Not having taken careful notes of the deliberations, I won't go into the details. Suffice it to say that some report with a more accurate account of the recommendations is bound to be prepared soon,  by people better versed in the legal implications of the various clauses and articles in the Bill and the recommendations of the Standing Committee and this will be forwarded to the appropriate officials. And one will sit with fingers crossed and wait for the next development! For what it is worth, my two bits' worth to the deliberations were the following noises regarding `Definitions' (the first two points where I disagree with the recommendations of the Standing Committee, and the subsequent six where I am in complete accord with them, and offer half a suggestion in the last):

1) In item 3.3, using the phrase `Person with Disability' is perfectly OK; using the phrase `differently able' is giving undue importance to the difference. Besides, it is not helping anybody to pretend that I do not have a disability when, in fact, I need a wheelchair to move around because I am not able to walk around on my own two legs! Our PM wears glasses while I do not; does that make him differently able? So let us not play with words and pretend that it is a level playing field!

2) Enlarging the list from 19 to 26 or 27 (in the proposed definition of PwD) will solve no problem; it is just the sort of short-sighted policy-making that suggests that  `urban infrastructural woes can be solved by doubling road widths and the number of cars on the road; and two years  down the line, just repeat the exercise'. The UNCRPD definition of PwD should be adopted, without attempting to quantify or classify disability!

3) In item 3.6,  what is the need to explicitly exclude J&K? It must be changed so as to be truly inclusive!

4) The SC is dead right when they say (in 3.8) that `The Committee are of the unyielding view that the "attitude‟ and "psychology‟ of the people are also major hindrance for full and effective participation of persons with disabilities in society.' I am convinced that emoving this clear reference to barriers is a dis-service.
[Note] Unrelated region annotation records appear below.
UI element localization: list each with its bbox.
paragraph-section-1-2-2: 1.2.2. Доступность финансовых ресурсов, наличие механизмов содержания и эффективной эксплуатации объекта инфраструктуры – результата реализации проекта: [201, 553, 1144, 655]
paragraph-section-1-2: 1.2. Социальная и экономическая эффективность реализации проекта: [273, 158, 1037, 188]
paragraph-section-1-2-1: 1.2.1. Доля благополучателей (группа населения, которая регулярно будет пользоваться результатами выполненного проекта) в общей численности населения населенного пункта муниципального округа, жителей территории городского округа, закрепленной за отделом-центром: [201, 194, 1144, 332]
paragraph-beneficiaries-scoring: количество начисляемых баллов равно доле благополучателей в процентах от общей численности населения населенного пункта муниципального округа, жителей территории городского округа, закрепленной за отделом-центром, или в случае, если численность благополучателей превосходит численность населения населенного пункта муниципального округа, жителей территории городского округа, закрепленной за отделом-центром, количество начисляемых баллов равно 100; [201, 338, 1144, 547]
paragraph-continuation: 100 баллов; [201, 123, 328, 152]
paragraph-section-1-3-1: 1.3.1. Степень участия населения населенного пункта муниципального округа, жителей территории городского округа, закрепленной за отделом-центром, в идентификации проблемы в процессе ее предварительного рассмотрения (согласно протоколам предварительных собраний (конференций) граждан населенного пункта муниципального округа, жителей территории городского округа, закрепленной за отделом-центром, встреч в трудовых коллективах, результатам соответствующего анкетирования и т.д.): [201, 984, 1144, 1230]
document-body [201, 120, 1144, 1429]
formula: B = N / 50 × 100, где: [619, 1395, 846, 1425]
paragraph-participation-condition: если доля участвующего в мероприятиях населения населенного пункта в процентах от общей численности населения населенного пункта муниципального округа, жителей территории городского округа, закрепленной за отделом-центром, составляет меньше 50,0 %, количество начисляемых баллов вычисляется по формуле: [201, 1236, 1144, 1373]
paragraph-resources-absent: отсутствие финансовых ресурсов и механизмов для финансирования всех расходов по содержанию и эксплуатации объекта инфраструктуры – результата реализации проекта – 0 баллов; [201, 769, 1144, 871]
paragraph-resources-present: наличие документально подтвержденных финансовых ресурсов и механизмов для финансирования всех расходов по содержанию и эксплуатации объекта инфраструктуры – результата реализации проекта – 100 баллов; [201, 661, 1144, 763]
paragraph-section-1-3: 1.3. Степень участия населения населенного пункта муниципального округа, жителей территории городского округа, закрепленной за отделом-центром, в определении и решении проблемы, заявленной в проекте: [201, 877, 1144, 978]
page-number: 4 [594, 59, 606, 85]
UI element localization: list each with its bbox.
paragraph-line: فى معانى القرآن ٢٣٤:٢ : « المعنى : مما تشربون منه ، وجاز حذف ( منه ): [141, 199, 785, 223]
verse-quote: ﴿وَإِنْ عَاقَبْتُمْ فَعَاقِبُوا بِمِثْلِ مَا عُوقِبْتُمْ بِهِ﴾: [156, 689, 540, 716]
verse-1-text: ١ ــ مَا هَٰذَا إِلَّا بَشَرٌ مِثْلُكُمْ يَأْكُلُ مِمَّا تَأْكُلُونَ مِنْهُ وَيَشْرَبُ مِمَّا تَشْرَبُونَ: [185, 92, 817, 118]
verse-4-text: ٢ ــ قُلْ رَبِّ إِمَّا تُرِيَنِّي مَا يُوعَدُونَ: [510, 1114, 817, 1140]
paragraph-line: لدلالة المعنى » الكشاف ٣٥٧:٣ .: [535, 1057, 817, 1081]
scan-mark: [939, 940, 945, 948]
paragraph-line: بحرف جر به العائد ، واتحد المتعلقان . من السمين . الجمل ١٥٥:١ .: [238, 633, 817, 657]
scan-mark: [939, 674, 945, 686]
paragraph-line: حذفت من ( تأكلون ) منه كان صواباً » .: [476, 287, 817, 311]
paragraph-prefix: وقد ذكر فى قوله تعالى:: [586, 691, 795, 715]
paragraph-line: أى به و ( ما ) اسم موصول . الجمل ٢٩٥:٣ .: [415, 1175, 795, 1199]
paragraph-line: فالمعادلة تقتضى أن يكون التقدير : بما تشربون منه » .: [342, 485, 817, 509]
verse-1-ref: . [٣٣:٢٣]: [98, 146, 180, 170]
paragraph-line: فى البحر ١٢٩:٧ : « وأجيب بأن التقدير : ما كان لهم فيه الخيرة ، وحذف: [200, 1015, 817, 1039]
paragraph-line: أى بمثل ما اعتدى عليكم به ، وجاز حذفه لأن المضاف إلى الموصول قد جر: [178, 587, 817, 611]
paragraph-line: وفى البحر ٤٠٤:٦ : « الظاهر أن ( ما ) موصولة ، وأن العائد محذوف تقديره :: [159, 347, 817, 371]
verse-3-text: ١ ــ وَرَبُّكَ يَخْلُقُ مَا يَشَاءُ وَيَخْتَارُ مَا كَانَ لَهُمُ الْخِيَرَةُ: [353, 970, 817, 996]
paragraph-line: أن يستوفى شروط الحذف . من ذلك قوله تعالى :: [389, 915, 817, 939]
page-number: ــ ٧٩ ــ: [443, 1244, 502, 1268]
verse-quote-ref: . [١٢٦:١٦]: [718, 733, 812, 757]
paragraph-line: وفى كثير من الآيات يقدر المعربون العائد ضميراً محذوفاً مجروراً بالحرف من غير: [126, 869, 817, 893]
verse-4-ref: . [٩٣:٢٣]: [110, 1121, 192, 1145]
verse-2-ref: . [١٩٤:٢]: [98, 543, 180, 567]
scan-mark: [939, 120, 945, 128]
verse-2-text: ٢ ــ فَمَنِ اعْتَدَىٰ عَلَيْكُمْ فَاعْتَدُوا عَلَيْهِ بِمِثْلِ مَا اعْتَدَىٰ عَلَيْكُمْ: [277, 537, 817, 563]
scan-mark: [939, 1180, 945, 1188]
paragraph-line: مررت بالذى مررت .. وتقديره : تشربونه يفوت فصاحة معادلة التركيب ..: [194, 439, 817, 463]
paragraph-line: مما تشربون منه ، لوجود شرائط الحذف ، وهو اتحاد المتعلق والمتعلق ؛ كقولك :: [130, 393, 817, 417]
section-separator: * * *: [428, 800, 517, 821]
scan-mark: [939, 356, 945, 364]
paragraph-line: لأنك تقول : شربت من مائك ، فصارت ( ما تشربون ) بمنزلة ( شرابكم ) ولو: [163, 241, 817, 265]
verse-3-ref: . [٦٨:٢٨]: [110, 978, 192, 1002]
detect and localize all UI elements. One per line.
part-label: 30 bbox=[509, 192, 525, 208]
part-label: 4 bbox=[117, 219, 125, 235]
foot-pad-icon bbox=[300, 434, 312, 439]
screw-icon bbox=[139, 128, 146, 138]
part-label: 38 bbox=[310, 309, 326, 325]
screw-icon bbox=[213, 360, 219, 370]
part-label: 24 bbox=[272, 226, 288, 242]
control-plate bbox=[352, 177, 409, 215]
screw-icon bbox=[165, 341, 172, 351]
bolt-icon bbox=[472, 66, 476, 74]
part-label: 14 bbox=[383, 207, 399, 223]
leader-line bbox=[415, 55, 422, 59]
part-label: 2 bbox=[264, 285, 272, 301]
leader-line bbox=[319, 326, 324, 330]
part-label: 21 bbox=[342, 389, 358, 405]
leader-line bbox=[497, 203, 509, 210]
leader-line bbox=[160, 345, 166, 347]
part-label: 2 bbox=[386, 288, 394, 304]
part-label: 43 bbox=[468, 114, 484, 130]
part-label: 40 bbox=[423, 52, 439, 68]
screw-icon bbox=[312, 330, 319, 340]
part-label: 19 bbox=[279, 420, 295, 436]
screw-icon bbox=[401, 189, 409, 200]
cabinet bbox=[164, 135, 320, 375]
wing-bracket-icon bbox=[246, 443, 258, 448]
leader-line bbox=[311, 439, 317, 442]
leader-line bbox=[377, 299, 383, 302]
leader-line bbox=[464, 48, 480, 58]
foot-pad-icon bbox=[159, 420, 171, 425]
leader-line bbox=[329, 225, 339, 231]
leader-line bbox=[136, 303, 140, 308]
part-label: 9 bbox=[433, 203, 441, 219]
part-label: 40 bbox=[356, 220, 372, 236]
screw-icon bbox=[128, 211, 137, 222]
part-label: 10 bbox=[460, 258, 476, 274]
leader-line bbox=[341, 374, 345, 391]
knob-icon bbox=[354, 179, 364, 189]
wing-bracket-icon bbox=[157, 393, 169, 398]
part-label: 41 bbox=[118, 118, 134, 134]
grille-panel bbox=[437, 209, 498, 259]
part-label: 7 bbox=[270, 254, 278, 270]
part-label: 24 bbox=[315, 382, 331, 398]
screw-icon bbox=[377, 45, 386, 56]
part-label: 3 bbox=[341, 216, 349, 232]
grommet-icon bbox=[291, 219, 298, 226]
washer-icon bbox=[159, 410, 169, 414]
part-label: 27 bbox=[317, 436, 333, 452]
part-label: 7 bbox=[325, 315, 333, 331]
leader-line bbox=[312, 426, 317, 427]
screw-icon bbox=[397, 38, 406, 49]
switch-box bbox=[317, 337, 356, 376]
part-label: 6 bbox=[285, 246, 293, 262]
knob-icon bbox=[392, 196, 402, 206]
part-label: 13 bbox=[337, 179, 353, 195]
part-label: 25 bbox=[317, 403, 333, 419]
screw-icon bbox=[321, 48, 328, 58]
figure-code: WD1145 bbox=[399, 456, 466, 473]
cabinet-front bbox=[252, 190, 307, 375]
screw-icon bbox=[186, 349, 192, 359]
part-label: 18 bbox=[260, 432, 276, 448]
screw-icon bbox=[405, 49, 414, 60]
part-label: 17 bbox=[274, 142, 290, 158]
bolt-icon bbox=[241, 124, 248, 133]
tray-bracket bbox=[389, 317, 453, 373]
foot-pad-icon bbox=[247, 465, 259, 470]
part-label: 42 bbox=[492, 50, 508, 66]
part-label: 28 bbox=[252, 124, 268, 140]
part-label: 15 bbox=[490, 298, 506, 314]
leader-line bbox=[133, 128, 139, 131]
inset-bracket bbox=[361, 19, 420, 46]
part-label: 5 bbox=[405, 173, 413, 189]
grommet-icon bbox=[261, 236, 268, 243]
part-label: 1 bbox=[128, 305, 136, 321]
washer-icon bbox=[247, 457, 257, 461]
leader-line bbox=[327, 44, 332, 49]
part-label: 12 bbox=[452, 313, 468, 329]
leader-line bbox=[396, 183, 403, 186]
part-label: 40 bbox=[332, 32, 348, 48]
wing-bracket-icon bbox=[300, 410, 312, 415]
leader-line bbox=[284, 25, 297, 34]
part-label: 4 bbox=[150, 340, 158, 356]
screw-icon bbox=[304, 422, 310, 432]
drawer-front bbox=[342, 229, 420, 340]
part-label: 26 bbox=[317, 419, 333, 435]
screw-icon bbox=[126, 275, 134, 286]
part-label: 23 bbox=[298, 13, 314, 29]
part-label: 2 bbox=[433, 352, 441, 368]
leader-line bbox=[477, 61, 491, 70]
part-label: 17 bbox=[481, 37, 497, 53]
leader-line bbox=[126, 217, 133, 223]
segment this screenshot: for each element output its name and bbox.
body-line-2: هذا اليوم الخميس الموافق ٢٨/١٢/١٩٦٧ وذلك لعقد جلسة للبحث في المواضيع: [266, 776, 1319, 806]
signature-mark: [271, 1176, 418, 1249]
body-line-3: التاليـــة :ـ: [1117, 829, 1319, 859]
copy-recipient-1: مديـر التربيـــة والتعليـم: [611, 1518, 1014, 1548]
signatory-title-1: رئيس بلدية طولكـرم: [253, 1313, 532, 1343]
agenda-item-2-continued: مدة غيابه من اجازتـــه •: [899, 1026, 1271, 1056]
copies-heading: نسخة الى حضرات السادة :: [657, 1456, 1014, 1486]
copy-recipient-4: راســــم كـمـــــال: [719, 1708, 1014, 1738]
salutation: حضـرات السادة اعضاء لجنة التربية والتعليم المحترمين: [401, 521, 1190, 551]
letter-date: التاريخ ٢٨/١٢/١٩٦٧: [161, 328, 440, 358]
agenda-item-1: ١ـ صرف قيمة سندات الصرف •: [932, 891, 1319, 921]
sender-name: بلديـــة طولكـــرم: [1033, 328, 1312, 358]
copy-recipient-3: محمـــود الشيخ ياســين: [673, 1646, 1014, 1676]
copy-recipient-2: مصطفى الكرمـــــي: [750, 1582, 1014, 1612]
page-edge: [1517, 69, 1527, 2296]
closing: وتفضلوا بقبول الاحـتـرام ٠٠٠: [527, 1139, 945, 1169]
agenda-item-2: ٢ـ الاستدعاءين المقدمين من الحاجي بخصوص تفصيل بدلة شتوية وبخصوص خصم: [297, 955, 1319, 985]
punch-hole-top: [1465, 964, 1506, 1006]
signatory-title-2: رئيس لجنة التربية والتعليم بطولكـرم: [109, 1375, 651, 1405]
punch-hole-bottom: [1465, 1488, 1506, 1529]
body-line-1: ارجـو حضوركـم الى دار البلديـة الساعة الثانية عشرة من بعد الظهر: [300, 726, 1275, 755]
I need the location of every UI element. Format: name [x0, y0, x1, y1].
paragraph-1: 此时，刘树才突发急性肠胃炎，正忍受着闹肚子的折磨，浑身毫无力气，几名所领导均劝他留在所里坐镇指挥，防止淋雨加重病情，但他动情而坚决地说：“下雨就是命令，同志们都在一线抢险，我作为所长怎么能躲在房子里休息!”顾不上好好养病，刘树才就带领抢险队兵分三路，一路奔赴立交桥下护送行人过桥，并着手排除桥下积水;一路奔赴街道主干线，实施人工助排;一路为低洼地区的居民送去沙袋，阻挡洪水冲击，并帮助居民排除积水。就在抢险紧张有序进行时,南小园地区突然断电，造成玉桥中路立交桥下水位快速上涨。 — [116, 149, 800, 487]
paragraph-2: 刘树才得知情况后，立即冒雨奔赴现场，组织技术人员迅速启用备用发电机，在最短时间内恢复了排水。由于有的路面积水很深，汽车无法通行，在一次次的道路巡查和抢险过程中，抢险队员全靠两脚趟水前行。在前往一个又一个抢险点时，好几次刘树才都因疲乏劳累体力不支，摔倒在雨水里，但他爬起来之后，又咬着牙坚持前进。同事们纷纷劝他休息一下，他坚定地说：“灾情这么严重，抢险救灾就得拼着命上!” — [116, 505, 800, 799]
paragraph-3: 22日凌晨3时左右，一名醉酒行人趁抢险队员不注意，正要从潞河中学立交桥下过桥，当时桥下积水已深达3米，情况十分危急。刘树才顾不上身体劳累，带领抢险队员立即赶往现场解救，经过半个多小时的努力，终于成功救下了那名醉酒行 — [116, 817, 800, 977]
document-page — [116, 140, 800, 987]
5) The SC should also be lauded for insisting on a clear understanding in 3.11 of what constitutes communication - by recognising sign language as a genuine medium of communication!

6) This broader interpretation of `Establishment' in 3.14  - whereby, even privately owned establishments that are used by the public should be made accessible - is also most refreshing.

7) The definition of public infrastructure in item 3.35 is wonderfully inclusive and should find place in the Bill.

8) Recreation: item 3.99 says: "persons with disabilities to have a cultural life and to participate in recreational activities equally with others..."

Maybe 3.101 could also stipulate - as suggested to the members of the SC  when they came to Chennai, by my colleague Ummul ("I also love the smells and sounds of the sea, but am unable to get anywhere near it!") - that "Public places like parks and beaches should be made accessible - including tactile paths, wheel-chair friendly paths, disabled friendly toilets".